In engineering applications, common problems rely on optimization: improving system or structure design, health monitoring with damage assessment and control problems. Modern approaches solve these problems using computer simulations to find the best design among all the possibilities or to find the right damage parameters configuration. High-fidelity simulations, like the finite element in structural design or CFD codes for fluid dynamics, have high computational cost that can be computationally untractable. To accelerate the optimization process two main approaches can be used to reduce the overall execution cost: use a small number of model evaluations and use cheaper, but with reduced accuracy, numerical models. In this work of thesis we combine these two techniques: we employ a surrogate based optimization which is built along the optimization process by choosing the most informative sample reduces the number of function evaluations. Furthermore, the other main feature consists in using different simulation fidelity levels; the lower and cheaper ones purpose is to extensively explore the design space, the highest is used to improve the overall accuracy of the surrogate model in specific points. More in detail is used a Bayesian Multi-fidelity framework where the surrogate is modeled with a Gaussian Process, it merges and fuses the fidelities sampling in the design space using the acquisition functions: these indicate the next point to sample with the relative fidelity to maximize information gain. In this work of thesis we use and compare 3 different acquisition functions: Probability of Improvement, Expected Improvement and Max value Entropy Search; then we apply them on a damage identification problem in a composite specimen.
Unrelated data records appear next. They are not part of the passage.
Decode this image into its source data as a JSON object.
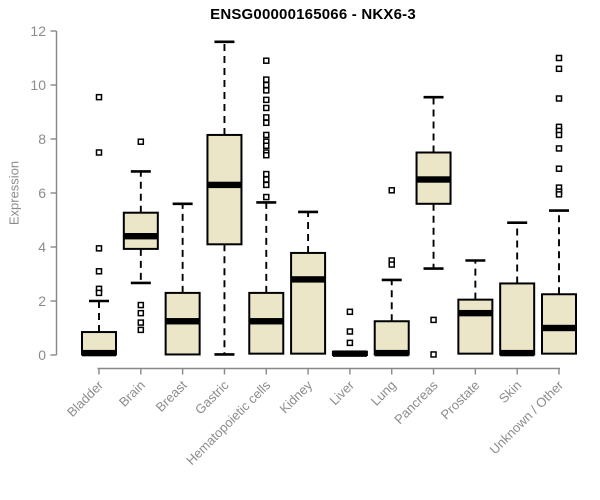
{
  "title": "ENSG00000165066 - NKX6-3",
  "chart_data": {
    "type": "boxplot",
    "title": "ENSG00000165066 - NKX6-3",
    "xlabel": "",
    "ylabel": "Expression",
    "ylim": [
      0,
      12
    ],
    "yticks": [
      0,
      2,
      4,
      6,
      8,
      10,
      12
    ],
    "grid": false,
    "legend": "none",
    "categories": [
      "Bladder",
      "Brain",
      "Breast",
      "Gastric",
      "Hematopoietic cells",
      "Kidney",
      "Liver",
      "Lung",
      "Pancreas",
      "Prostate",
      "Skin",
      "Unknown / Other"
    ],
    "boxes": [
      {
        "category": "Bladder",
        "whisker_low": 0.02,
        "q1": 0.02,
        "median": 0.07,
        "q3": 0.85,
        "whisker_high": 2.0,
        "outliers": [
          9.55,
          7.5,
          3.95,
          3.1,
          2.45,
          2.3
        ]
      },
      {
        "category": "Brain",
        "whisker_low": 2.67,
        "q1": 3.93,
        "median": 4.4,
        "q3": 5.27,
        "whisker_high": 6.8,
        "outliers": [
          7.9,
          1.85,
          1.55,
          1.2,
          0.93
        ]
      },
      {
        "category": "Breast",
        "whisker_low": 0.02,
        "q1": 0.02,
        "median": 1.25,
        "q3": 2.3,
        "whisker_high": 5.6,
        "outliers": []
      },
      {
        "category": "Gastric",
        "whisker_low": 0.02,
        "q1": 4.1,
        "median": 6.3,
        "q3": 8.15,
        "whisker_high": 11.6,
        "outliers": []
      },
      {
        "category": "Hematopoietic cells",
        "whisker_low": 0.05,
        "q1": 0.05,
        "median": 1.25,
        "q3": 2.3,
        "whisker_high": 5.65,
        "outliers": [
          10.9,
          10.2,
          10.0,
          9.8,
          9.45,
          9.15,
          8.8,
          8.6,
          8.15,
          7.9,
          7.75,
          7.5,
          7.4,
          6.7,
          6.5,
          6.3,
          5.85
        ]
      },
      {
        "category": "Kidney",
        "whisker_low": 0.05,
        "q1": 0.05,
        "median": 2.8,
        "q3": 3.78,
        "whisker_high": 5.3,
        "outliers": []
      },
      {
        "category": "Liver",
        "whisker_low": 0.0,
        "q1": 0.0,
        "median": 0.05,
        "q3": 0.12,
        "whisker_high": 0.12,
        "outliers": [
          1.6,
          0.87,
          0.45
        ]
      },
      {
        "category": "Lung",
        "whisker_low": 0.02,
        "q1": 0.02,
        "median": 0.07,
        "q3": 1.25,
        "whisker_high": 2.78,
        "outliers": [
          6.1,
          3.5,
          3.35
        ]
      },
      {
        "category": "Pancreas",
        "whisker_low": 3.2,
        "q1": 5.6,
        "median": 6.5,
        "q3": 7.5,
        "whisker_high": 9.55,
        "outliers": [
          1.3,
          0.02
        ]
      },
      {
        "category": "Prostate",
        "whisker_low": 0.05,
        "q1": 0.05,
        "median": 1.55,
        "q3": 2.05,
        "whisker_high": 3.5,
        "outliers": []
      },
      {
        "category": "Skin",
        "whisker_low": 0.02,
        "q1": 0.02,
        "median": 0.07,
        "q3": 2.65,
        "whisker_high": 4.9,
        "outliers": []
      },
      {
        "category": "Unknown / Other",
        "whisker_low": 0.05,
        "q1": 0.05,
        "median": 1.0,
        "q3": 2.25,
        "whisker_high": 5.35,
        "outliers": [
          11.0,
          10.6,
          9.5,
          8.45,
          8.3,
          8.15,
          7.65,
          6.9,
          6.2,
          6.05,
          5.95
        ]
      }
    ],
    "colors": {
      "box_fill": "#ece6c8",
      "box_stroke": "#000000",
      "median": "#000000",
      "axis": "#888888",
      "tick_label": "#8c8c8c",
      "title": "#000000",
      "background": "#ffffff"
    }
  }
}
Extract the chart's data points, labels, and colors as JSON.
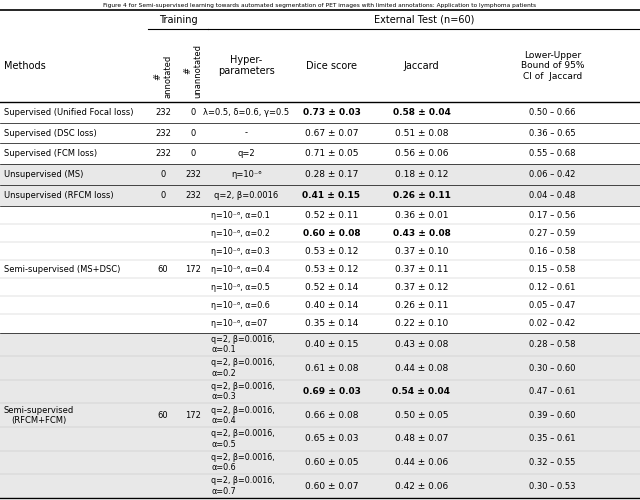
{
  "title": "Figure 4 for Semi-supervised learning towards automated segmentation of PET images with limited annotations: Application to lymphoma patients",
  "bg_gray": "#e8e8e8",
  "bg_white": "#ffffff",
  "rows": [
    {
      "method": "Supervised (Unified Focal loss)",
      "annotated": "232",
      "unannotated": "0",
      "hyperparams": "λ=0.5, δ=0.6, γ=0.5",
      "dice": "0.73 ± 0.03",
      "jaccard": "0.58 ± 0.04",
      "ci": "0.50 – 0.66",
      "dice_bold": true,
      "jaccard_bold": true,
      "bg": "white",
      "multirow": false
    },
    {
      "method": "Supervised (DSC loss)",
      "annotated": "232",
      "unannotated": "0",
      "hyperparams": "-",
      "dice": "0.67 ± 0.07",
      "jaccard": "0.51 ± 0.08",
      "ci": "0.36 – 0.65",
      "dice_bold": false,
      "jaccard_bold": false,
      "bg": "white",
      "multirow": false
    },
    {
      "method": "Supervised (FCM loss)",
      "annotated": "232",
      "unannotated": "0",
      "hyperparams": "q=2",
      "dice": "0.71 ± 0.05",
      "jaccard": "0.56 ± 0.06",
      "ci": "0.55 – 0.68",
      "dice_bold": false,
      "jaccard_bold": false,
      "bg": "white",
      "multirow": false
    },
    {
      "method": "Unsupervised (MS)",
      "annotated": "0",
      "unannotated": "232",
      "hyperparams": "η=10⁻⁶",
      "dice": "0.28 ± 0.17",
      "jaccard": "0.18 ± 0.12",
      "ci": "0.06 – 0.42",
      "dice_bold": false,
      "jaccard_bold": false,
      "bg": "gray",
      "multirow": false
    },
    {
      "method": "Unsupervised (RFCM loss)",
      "annotated": "0",
      "unannotated": "232",
      "hyperparams": "q=2, β=0.0016",
      "dice": "0.41 ± 0.15",
      "jaccard": "0.26 ± 0.11",
      "ci": "0.04 – 0.48",
      "dice_bold": true,
      "jaccard_bold": true,
      "bg": "gray",
      "multirow": false
    },
    {
      "method": "Semi-supervised (MS+DSC)",
      "annotated": "60",
      "unannotated": "172",
      "hyperparams": [
        "η=10⁻⁶, α=0.1",
        "η=10⁻⁶, α=0.2",
        "η=10⁻⁶, α=0.3",
        "η=10⁻⁶, α=0.4",
        "η=10⁻⁶, α=0.5",
        "η=10⁻⁶, α=0.6",
        "η=10⁻⁶, α=07"
      ],
      "dice": [
        "0.52 ± 0.11",
        "0.60 ± 0.08",
        "0.53 ± 0.12",
        "0.53 ± 0.12",
        "0.52 ± 0.14",
        "0.40 ± 0.14",
        "0.35 ± 0.14"
      ],
      "jaccard": [
        "0.36 ± 0.01",
        "0.43 ± 0.08",
        "0.37 ± 0.10",
        "0.37 ± 0.11",
        "0.37 ± 0.12",
        "0.26 ± 0.11",
        "0.22 ± 0.10"
      ],
      "ci": [
        "0.17 – 0.56",
        "0.27 – 0.59",
        "0.16 – 0.58",
        "0.15 – 0.58",
        "0.12 – 0.61",
        "0.05 – 0.47",
        "0.02 – 0.42"
      ],
      "dice_bold_idx": [
        1
      ],
      "jaccard_bold_idx": [
        1
      ],
      "bg": "white",
      "multirow": true
    },
    {
      "method": "Semi-supervised\n(RFCM+FCM)",
      "annotated": "60",
      "unannotated": "172",
      "hyperparams": [
        "q=2, β=0.0016,\nα=0.1",
        "q=2, β=0.0016,\nα=0.2",
        "q=2, β=0.0016,\nα=0.3",
        "q=2, β=0.0016,\nα=0.4",
        "q=2, β=0.0016,\nα=0.5",
        "q=2, β=0.0016,\nα=0.6",
        "q=2, β=0.0016,\nα=0.7"
      ],
      "dice": [
        "0.40 ± 0.15",
        "0.61 ± 0.08",
        "0.69 ± 0.03",
        "0.66 ± 0.08",
        "0.65 ± 0.03",
        "0.60 ± 0.05",
        "0.60 ± 0.07"
      ],
      "jaccard": [
        "0.43 ± 0.08",
        "0.44 ± 0.08",
        "0.54 ± 0.04",
        "0.50 ± 0.05",
        "0.48 ± 0.07",
        "0.44 ± 0.06",
        "0.42 ± 0.06"
      ],
      "ci": [
        "0.28 – 0.58",
        "0.30 – 0.60",
        "0.47 – 0.61",
        "0.39 – 0.60",
        "0.35 – 0.61",
        "0.32 – 0.55",
        "0.30 – 0.53"
      ],
      "dice_bold_idx": [
        2
      ],
      "jaccard_bold_idx": [
        2
      ],
      "bg": "gray",
      "multirow": true
    }
  ]
}
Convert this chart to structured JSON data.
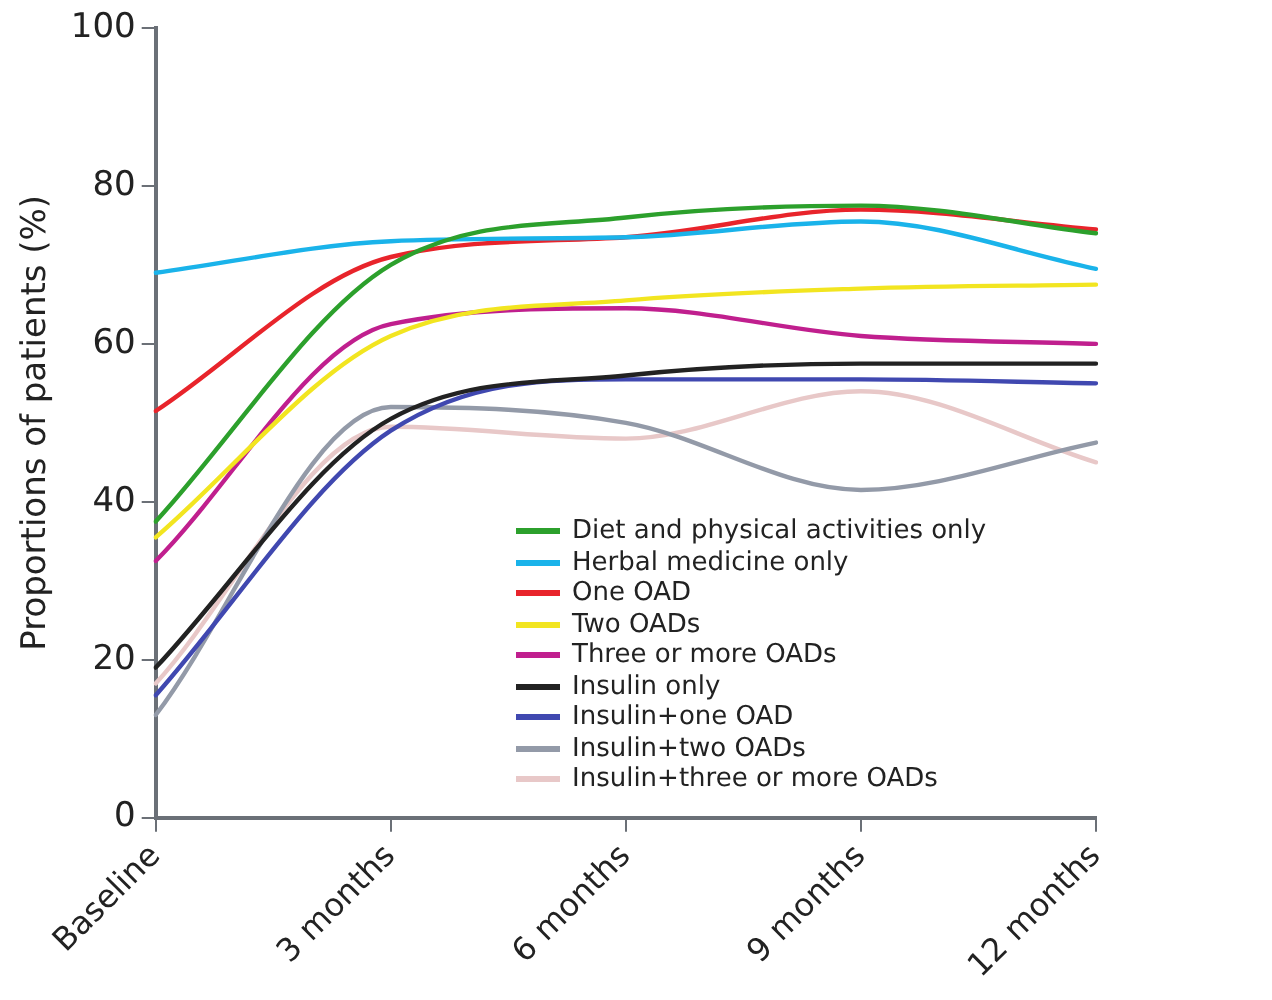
{
  "chart_data": {
    "type": "line",
    "ylabel": "Proportions of patients (%)",
    "categories": [
      "Baseline",
      "3 months",
      "6 months",
      "9 months",
      "12 months"
    ],
    "ylim": [
      0,
      100
    ],
    "yticks": [
      0,
      20,
      40,
      60,
      80,
      100
    ],
    "grid": false,
    "legend": "bottom",
    "marker": "none",
    "line_style": "solid",
    "series": [
      {
        "name": "Diet and physical activities only",
        "color": "#2ca02c",
        "values": [
          37.5,
          70,
          76,
          77.5,
          74
        ]
      },
      {
        "name": "Herbal medicine only",
        "color": "#1ab3ea",
        "values": [
          69,
          73,
          73.5,
          75.5,
          69.5
        ]
      },
      {
        "name": "One OAD",
        "color": "#e8242b",
        "values": [
          51.5,
          71,
          73.5,
          77,
          74.5
        ]
      },
      {
        "name": "Two OADs",
        "color": "#f2e520",
        "values": [
          35.5,
          61,
          65.5,
          67,
          67.5
        ]
      },
      {
        "name": "Three or more OADs",
        "color": "#c01f8e",
        "values": [
          32.5,
          62.5,
          64.5,
          61,
          60
        ]
      },
      {
        "name": "Insulin only",
        "color": "#222222",
        "values": [
          19,
          50.5,
          56,
          57.5,
          57.5
        ]
      },
      {
        "name": "Insulin+one OAD",
        "color": "#4048b0",
        "values": [
          15.5,
          49,
          55.5,
          55.5,
          55
        ]
      },
      {
        "name": "Insulin+two OADs",
        "color": "#939aa8",
        "values": [
          13,
          52,
          50,
          41.5,
          47.5
        ]
      },
      {
        "name": "Insulin+three or more OADs",
        "color": "#e8c8c8",
        "values": [
          17,
          49.5,
          48,
          54,
          45
        ]
      }
    ]
  }
}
We consider a composite carbon fiber specimen with a modeled cut in the fiber direction that means discontinuity in the stress transmission; composites dam- ages are critical because often difficult to spot but they reduce greatly the structural strength hence the monitoring is crucial to ensure the health of the structure. The problem uses the strain reference field of a damage configuration and the algorithm actively builds a surrogate model, that minimizes the Root Mean Square Error between the reference and the surrogate strain fields, to find the cut geometrical properties. We observe major reduction in cost, and number of evaluations, comparing to the singlefidelity counterpart.